Representatives of Taste Fore the Tour gathered June 23 at VEAP for a tour of its facility and a discussion of the ongoing need for hunger relief efforts.

Joe McDonald, VEAP’s CEO, said that summer traditionally brings a downturn in donations, as people think less about charity as they are busy with summer plans. With many activities resuming this summer after more than a year on hiatus due to the pandemic, families that rely upon VEAP and other service organizations will be the last to recover from the economic impact of the pandemic, he said.

That means visits to the VEAP food shelf – which serves residents of Bloomington, Edina and Richfield, as well as a portion of South Minneapolis – will remain high, according to McDonald. “The demand isn’t going anywhere,” he said.

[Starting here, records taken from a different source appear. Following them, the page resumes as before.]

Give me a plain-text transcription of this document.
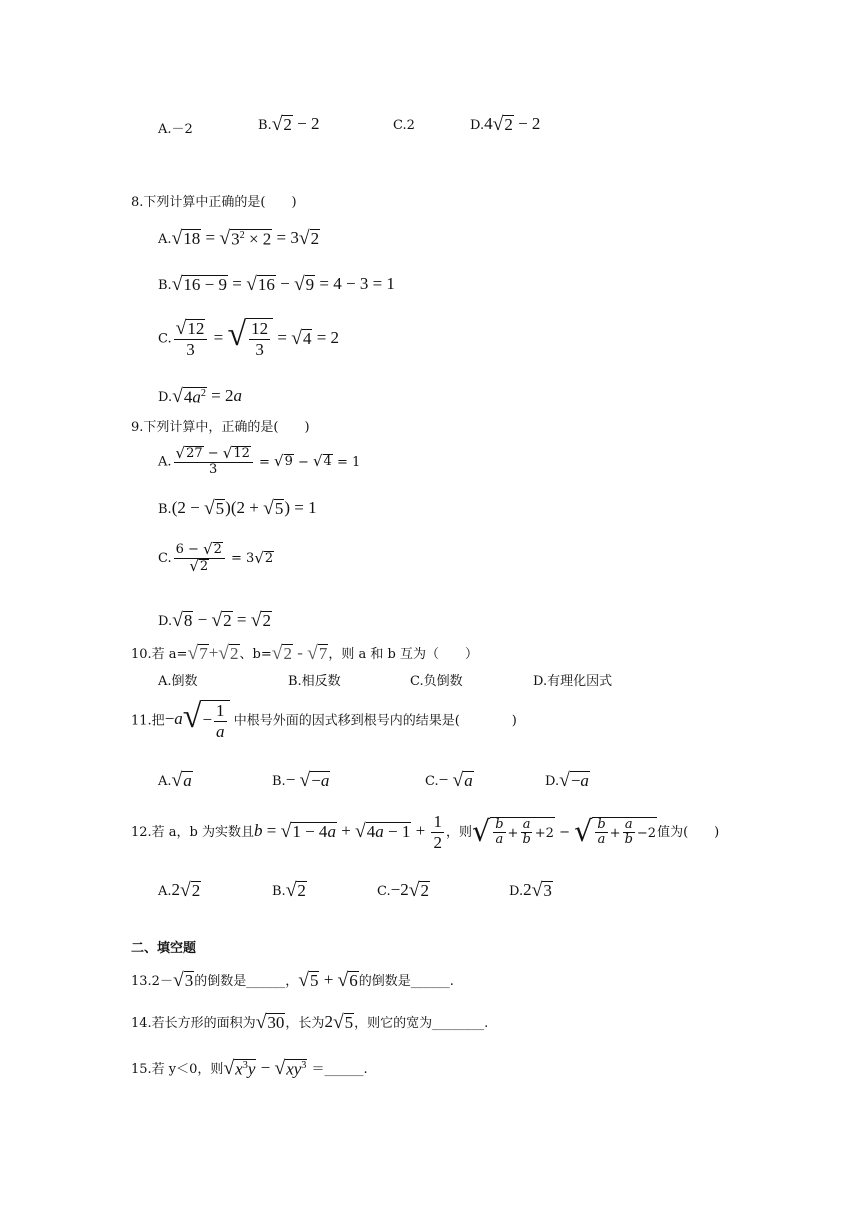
A.－2	B. √ 2 − 2	C.2	D.4 √ 2 − 2
8.下列计算中正确的是(　　)
A. √ 18 = √ $3^2 \times 2 = 3$ √ 2
B. √ 16 − 9 = √ 16 − √ 9 = 4 − 3 = 1
C. $\frac{√ 12}{3}$ = √ $\frac{12}{3}$ = √ 4 = 2
D. √ $4a^2 = 2a$
9.下列计算中，正确的是(　　)
A. $\frac{√ 27 - √ 12}{3}$ = √ 9 − √ 4 = 1
B.(2 − √ 5 )(2 + √ 5 ) = 1
C. $\frac{6 - √ 2}{√ 2} = 3$ √ 2
D. √ 8 − √ 2 = √ 2
10.若 a= √ 7 + √ 2 、b= √ 2 - √ 7 ，则 a 和 b 互为（　　）
A.倒数	B.相反数	C.负倒数	D.有理化因式
11.把−a √ − $\frac{1}{a}$ 中根号外面的因式移到根号内的结果是(　　　　)
A. √ a	B.− √ −a	C.− √ a	D. √ −a
12.若 a，b 为实数且b = √ 1 − 4a + √ $4a - 1 + \frac{1}{2}$ ，则 √ $\frac{b}{a} + \frac{a}{b} +2$ − √ $\frac{b}{a} + \frac{a}{b} -2$ 值为(　　)
A.2 √ 2	B. √ 2	C.−2 √ 2	D.2 √ 3
二、填空题
13.2－ √ 3 的倒数是______， √ 5 + √ 6 的倒数是______.
14.若长方形的面积为 √ 30 ，长为2 √ 5 ，则它的宽为________.
15.若 y＜0，则 √ $x^3y$ − √ $xy^3$ ＝______.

Group restrictions and mask requirements may be subsiding, but VEAP continues to serve its clients through its modified drive-thru service. Traditionally, VEAP operates much like a grocery store, with fresh meat, dairy and produce items organized alongside canned goods and other shelf-stable products in its warehouse. Clients are offered choices from each category in filling a grocery bag for their family. With the drive-thru service necessitated by the pandemic, clients still have choices, but it’s not the same, McDonald noted.

McDonald hopes clients will be selecting their own items this fall, and anticipates that the drive-thru, pre-bagged service will continue simultaneously.

VEAP has been distributing approximately 400,000 pounds of food per month since the pandemic began in early 2020. That’s an increase of up to 75,000 pounds per month over the organization’s pre-pandemic levels, he said.

Beyond the Taste Fore the Tour donations, financial donations may be made directly to VEAP at any time. Financial donations give the organization the most flexibility, and VEAP can do more with every dollar than what a traditional grocery store will provide, according to McDonald.

But the organization does receive food donations through churches and community organizations. McDonald estimated that 10-12% of the products that VEAP does not have access to through its food suppliers – including produce and household items such as toilet paper and laundry detergent – come from donations.

Volunteers keep the food shelf stocked. “We can’t do what we do without volunteers,” McDonald said. “We will need more when we reopen,” he noted.